Ken Kesey and the Complete Female
Date of Award
Restricted Access Thesis
College of Theology, Arts, & Sciences
Dr. Richard Hill
Usually seen as a writer not particularly successful in his creation of women characters, Ken Kesey in fact worked hard to depict women successfully. This thesis is the exploration of the development of Kesey’s female characters using, as examples, five women from five different Ken Kesey novels. What I will argue is that while Kesey created no one well-rounded female character (Viv in Sometimes a Great Notion is the closest), if the various characters he created in One Flew Over the Cuckoo’s Nest, Demon Box, Sometimes a Great Notion, The Last Go Round, and Sailor Song, were combined we find that together they make an interesting and full dimensional feminine character. This creation of a full female character is the goal of this thesis, achieved through an analysis of the main women in the novels listed above.

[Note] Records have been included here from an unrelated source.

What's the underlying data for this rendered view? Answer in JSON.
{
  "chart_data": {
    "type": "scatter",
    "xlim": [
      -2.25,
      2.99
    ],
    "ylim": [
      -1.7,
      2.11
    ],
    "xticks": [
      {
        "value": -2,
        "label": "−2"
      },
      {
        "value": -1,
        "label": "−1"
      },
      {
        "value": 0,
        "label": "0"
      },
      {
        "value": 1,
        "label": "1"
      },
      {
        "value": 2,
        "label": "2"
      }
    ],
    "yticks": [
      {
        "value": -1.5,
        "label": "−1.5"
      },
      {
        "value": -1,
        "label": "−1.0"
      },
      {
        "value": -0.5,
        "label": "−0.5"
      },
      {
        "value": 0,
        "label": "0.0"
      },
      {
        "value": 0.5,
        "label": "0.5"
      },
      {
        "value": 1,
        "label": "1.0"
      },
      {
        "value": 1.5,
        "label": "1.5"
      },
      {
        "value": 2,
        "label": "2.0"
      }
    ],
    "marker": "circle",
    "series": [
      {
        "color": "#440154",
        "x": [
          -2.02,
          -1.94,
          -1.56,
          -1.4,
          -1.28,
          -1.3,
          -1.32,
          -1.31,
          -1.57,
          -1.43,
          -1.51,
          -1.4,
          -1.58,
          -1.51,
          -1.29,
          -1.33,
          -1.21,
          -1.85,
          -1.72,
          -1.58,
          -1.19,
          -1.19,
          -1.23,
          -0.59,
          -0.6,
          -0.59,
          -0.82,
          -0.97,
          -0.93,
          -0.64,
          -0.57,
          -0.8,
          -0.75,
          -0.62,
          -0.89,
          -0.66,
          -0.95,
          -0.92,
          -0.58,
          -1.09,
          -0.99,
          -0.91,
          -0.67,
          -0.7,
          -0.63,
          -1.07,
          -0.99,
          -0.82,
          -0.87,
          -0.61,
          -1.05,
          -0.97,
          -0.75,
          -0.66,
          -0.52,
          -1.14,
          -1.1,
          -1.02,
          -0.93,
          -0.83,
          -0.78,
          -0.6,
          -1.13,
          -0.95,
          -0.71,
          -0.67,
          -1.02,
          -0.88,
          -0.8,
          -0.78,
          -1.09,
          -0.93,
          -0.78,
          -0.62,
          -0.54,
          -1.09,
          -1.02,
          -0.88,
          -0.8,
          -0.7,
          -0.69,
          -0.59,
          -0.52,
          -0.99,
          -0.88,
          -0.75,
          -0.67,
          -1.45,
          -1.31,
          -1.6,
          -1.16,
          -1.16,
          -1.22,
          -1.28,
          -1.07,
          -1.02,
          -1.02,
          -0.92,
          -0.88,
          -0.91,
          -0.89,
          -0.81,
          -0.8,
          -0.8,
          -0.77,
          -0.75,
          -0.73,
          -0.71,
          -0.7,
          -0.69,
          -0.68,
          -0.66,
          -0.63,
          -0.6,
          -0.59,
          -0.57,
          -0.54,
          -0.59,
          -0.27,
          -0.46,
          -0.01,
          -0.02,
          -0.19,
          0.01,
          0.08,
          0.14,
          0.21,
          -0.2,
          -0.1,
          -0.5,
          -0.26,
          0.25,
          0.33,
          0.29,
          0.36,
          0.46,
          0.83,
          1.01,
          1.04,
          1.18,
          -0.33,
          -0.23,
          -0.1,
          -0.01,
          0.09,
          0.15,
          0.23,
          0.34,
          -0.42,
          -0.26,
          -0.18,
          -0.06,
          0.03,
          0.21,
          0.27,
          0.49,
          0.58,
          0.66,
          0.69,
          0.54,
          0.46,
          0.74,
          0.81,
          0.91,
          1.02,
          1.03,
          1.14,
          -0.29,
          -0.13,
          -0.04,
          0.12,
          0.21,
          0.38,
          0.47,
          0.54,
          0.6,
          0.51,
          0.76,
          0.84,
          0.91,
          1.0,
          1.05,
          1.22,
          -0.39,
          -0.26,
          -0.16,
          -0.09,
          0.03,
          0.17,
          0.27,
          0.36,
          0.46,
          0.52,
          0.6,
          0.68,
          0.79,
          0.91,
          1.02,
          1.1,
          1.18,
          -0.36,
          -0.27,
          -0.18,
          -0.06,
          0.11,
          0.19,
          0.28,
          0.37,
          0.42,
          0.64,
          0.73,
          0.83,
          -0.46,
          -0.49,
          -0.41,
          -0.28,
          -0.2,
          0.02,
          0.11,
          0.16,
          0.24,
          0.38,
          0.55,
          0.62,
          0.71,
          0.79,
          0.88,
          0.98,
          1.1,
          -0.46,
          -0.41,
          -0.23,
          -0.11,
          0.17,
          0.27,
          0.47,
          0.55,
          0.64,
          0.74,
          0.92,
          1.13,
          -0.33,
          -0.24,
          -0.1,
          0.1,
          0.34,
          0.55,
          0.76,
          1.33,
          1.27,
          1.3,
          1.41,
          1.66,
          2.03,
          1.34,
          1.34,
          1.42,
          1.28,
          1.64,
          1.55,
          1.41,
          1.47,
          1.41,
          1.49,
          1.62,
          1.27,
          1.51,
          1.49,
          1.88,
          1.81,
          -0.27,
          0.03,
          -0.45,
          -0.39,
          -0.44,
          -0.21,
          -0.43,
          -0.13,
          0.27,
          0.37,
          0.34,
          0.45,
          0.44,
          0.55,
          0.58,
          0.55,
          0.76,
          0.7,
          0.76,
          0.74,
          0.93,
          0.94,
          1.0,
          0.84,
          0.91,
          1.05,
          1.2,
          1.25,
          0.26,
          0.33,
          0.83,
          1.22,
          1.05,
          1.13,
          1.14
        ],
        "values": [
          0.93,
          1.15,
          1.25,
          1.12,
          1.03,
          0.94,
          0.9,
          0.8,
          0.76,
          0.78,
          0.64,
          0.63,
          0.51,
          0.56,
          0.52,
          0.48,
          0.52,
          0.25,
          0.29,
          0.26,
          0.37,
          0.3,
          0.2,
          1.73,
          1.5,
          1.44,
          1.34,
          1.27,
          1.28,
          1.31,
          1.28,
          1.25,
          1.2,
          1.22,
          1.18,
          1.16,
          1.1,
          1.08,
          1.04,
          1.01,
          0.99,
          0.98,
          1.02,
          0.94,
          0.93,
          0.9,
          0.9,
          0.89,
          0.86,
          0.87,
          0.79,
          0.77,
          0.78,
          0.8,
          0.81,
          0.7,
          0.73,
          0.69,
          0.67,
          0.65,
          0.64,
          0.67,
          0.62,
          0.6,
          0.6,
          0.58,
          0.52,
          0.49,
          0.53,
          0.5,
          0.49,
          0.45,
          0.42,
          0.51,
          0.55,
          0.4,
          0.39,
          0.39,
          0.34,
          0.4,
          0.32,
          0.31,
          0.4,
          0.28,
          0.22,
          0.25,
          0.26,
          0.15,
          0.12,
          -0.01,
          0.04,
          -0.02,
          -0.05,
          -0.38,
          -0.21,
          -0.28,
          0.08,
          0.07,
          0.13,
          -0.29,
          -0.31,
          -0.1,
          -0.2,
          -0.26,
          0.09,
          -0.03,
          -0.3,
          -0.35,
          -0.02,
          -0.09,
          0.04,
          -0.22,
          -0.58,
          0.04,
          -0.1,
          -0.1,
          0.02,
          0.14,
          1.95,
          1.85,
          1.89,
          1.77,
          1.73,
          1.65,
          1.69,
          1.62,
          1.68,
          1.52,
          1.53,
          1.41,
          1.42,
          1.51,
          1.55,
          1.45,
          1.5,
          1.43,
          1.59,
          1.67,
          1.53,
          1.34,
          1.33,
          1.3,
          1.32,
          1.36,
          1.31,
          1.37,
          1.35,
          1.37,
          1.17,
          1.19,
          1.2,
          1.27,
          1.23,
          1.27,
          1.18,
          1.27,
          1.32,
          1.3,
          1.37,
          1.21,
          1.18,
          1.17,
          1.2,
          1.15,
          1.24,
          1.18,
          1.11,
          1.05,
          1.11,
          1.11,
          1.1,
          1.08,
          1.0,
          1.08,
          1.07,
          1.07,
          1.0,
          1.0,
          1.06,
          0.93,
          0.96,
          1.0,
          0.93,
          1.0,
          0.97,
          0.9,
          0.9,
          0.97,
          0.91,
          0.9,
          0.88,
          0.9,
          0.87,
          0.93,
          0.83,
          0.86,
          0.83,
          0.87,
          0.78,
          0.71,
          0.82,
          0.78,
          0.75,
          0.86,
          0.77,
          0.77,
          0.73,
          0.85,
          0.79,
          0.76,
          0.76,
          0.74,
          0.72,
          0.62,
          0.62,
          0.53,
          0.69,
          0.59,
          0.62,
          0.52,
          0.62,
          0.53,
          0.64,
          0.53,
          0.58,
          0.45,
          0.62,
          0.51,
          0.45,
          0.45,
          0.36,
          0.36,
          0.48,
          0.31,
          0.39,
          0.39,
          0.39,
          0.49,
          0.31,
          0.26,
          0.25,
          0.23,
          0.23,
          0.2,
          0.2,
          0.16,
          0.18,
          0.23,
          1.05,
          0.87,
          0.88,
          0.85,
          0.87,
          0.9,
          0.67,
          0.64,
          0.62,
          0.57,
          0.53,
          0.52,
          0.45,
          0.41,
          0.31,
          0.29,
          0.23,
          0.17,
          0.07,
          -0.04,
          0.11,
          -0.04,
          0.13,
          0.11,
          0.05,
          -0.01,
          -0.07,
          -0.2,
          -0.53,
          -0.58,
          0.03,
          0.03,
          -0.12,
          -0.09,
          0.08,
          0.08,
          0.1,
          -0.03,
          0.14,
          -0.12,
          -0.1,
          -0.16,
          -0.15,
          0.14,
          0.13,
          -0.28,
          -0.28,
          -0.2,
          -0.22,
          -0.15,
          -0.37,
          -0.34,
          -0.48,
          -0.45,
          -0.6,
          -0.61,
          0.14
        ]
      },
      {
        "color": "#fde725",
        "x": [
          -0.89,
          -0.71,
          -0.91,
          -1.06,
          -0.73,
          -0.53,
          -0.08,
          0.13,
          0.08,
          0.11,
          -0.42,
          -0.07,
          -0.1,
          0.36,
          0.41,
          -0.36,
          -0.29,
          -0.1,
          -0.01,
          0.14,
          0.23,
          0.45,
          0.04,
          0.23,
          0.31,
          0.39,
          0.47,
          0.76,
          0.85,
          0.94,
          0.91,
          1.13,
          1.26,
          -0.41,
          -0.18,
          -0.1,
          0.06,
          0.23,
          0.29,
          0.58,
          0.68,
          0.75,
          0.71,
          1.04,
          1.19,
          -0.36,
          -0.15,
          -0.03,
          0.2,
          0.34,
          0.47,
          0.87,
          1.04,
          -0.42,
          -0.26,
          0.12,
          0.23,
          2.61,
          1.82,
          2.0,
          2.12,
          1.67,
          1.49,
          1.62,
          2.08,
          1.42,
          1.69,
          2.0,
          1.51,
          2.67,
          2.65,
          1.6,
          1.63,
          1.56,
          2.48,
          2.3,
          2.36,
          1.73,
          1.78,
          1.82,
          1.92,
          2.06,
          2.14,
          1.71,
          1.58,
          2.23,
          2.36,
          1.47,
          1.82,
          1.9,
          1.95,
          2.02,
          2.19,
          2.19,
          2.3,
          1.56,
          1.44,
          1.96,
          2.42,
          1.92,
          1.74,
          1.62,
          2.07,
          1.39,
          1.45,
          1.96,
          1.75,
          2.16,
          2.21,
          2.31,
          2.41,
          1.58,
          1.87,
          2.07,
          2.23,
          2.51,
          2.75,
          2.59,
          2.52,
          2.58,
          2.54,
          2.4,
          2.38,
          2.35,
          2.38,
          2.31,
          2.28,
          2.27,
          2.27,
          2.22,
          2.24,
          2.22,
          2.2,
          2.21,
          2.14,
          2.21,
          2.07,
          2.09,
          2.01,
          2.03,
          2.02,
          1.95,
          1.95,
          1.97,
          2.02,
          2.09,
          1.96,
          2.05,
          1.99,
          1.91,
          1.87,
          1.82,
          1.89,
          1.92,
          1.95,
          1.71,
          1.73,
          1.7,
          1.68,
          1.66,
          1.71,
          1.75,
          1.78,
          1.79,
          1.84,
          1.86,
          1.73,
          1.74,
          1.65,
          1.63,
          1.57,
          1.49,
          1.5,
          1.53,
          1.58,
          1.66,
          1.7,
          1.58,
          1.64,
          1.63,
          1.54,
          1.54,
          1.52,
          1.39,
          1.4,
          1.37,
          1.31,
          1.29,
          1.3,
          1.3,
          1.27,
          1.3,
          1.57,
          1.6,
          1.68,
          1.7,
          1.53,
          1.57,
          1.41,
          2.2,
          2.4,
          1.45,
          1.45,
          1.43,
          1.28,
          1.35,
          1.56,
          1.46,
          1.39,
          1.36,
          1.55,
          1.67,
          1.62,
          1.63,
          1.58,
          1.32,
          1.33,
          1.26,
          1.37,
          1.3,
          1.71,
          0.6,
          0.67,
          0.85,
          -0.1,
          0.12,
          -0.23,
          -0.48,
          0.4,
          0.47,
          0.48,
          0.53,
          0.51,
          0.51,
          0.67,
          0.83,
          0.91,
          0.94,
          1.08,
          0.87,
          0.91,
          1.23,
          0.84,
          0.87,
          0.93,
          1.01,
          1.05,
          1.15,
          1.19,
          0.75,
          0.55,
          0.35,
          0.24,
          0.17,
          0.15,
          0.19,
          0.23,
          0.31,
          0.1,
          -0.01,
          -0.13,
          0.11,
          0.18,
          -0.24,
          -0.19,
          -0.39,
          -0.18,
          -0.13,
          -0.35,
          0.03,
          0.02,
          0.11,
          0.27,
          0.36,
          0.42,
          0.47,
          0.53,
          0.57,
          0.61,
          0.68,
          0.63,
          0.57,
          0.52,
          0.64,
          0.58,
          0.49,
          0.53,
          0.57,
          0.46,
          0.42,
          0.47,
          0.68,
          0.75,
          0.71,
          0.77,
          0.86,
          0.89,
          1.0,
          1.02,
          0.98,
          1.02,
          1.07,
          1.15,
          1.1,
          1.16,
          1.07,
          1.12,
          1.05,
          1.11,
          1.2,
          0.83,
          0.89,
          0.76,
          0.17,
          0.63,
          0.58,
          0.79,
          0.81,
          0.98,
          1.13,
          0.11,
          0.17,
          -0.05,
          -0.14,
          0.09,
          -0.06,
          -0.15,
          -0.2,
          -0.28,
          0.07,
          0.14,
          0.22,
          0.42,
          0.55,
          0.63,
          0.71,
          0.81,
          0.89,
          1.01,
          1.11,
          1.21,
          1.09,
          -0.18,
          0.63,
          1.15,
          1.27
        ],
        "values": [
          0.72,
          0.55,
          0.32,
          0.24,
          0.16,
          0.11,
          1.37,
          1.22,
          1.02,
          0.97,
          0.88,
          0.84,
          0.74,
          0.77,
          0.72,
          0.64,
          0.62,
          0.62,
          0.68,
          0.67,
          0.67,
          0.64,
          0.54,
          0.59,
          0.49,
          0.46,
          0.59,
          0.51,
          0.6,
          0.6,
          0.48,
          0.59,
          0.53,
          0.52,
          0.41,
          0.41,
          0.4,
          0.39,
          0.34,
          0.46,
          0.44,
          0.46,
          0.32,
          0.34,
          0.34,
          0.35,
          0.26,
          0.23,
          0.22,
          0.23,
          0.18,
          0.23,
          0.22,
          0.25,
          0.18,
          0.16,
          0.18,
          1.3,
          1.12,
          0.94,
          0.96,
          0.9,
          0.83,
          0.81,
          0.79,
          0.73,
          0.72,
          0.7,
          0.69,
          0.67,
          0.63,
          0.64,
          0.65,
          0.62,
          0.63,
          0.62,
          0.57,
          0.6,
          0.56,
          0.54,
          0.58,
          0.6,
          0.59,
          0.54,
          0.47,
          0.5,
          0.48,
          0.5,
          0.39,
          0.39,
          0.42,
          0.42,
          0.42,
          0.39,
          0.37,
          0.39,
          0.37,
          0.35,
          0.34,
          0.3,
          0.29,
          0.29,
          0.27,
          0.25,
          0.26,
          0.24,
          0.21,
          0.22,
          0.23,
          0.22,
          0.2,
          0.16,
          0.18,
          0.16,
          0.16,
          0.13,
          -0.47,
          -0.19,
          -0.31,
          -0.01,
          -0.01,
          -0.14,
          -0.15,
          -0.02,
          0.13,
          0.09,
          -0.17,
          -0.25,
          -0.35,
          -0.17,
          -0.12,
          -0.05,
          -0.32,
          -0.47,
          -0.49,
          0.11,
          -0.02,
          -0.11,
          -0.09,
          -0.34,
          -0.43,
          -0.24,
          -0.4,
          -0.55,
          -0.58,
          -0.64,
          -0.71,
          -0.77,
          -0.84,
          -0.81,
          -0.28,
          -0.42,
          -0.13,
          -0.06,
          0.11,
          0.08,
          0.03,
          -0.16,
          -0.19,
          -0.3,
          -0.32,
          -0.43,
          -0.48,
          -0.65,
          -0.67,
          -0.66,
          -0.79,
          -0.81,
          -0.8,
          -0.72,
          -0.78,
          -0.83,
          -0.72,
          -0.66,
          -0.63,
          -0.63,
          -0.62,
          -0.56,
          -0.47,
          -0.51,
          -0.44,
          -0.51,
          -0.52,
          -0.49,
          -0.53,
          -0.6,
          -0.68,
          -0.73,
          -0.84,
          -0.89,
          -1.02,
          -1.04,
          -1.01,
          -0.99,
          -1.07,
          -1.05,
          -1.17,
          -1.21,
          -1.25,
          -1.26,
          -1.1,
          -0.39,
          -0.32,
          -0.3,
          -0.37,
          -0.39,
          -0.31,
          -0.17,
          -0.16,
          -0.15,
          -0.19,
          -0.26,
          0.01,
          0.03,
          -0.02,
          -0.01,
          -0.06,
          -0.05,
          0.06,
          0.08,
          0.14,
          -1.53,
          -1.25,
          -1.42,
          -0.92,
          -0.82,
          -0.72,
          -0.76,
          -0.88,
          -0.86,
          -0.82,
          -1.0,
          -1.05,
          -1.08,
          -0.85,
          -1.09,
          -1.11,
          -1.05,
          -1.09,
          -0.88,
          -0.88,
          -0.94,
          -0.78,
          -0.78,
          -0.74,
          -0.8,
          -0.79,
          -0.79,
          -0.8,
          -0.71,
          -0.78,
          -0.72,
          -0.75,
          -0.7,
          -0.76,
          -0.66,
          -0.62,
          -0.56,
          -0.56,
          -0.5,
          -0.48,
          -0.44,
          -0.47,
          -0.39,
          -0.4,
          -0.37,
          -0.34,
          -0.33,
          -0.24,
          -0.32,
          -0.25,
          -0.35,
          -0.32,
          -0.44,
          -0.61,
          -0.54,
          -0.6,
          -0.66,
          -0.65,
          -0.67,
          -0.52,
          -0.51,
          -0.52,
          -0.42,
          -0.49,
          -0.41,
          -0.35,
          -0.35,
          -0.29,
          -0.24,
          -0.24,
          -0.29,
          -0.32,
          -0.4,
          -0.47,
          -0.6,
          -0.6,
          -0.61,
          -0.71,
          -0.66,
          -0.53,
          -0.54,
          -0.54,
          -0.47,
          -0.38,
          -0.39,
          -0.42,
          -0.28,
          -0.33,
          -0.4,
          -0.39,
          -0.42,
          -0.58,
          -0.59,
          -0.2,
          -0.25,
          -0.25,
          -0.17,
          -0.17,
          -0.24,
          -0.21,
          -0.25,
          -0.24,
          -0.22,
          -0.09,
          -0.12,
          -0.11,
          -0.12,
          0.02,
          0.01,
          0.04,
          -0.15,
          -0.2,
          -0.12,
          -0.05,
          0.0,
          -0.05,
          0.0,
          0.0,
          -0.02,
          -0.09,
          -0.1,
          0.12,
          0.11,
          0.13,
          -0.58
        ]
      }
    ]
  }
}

After I have analyzed these women characters, at the end of these musings, I will engage in the beginning of a fictional thought experiment. Someday I will complete what I start here which is an attempt to continue and create the story of what happens to Viv after the events unfold at the end of Kesey’s best novel, Sometimes a Great Notion. The culmination of my analysis of all of the characteristics from the other women to be discussed in this thesis will be used to create a “Viv” that Kesey may have strived to create, but could never quite accomplish. The beginning of my attempt at this will appear separately at the end of this thesis, as an epilogue.
My analysis will reveal that each woman—Nurse Ratched in One Flew Over the Cuckoo’s Nest, Viv in Sometimes a Great Notion, Grandma Whittier in Demon Box, Louise in The Last Go Round and Alice in Sailor Song—has certain strengths and qualities that make them uniquely effective in their stories. In addition, when seen together, these qualities could create a truly complete character. This character would have aspects that many real women could empathize and identify with.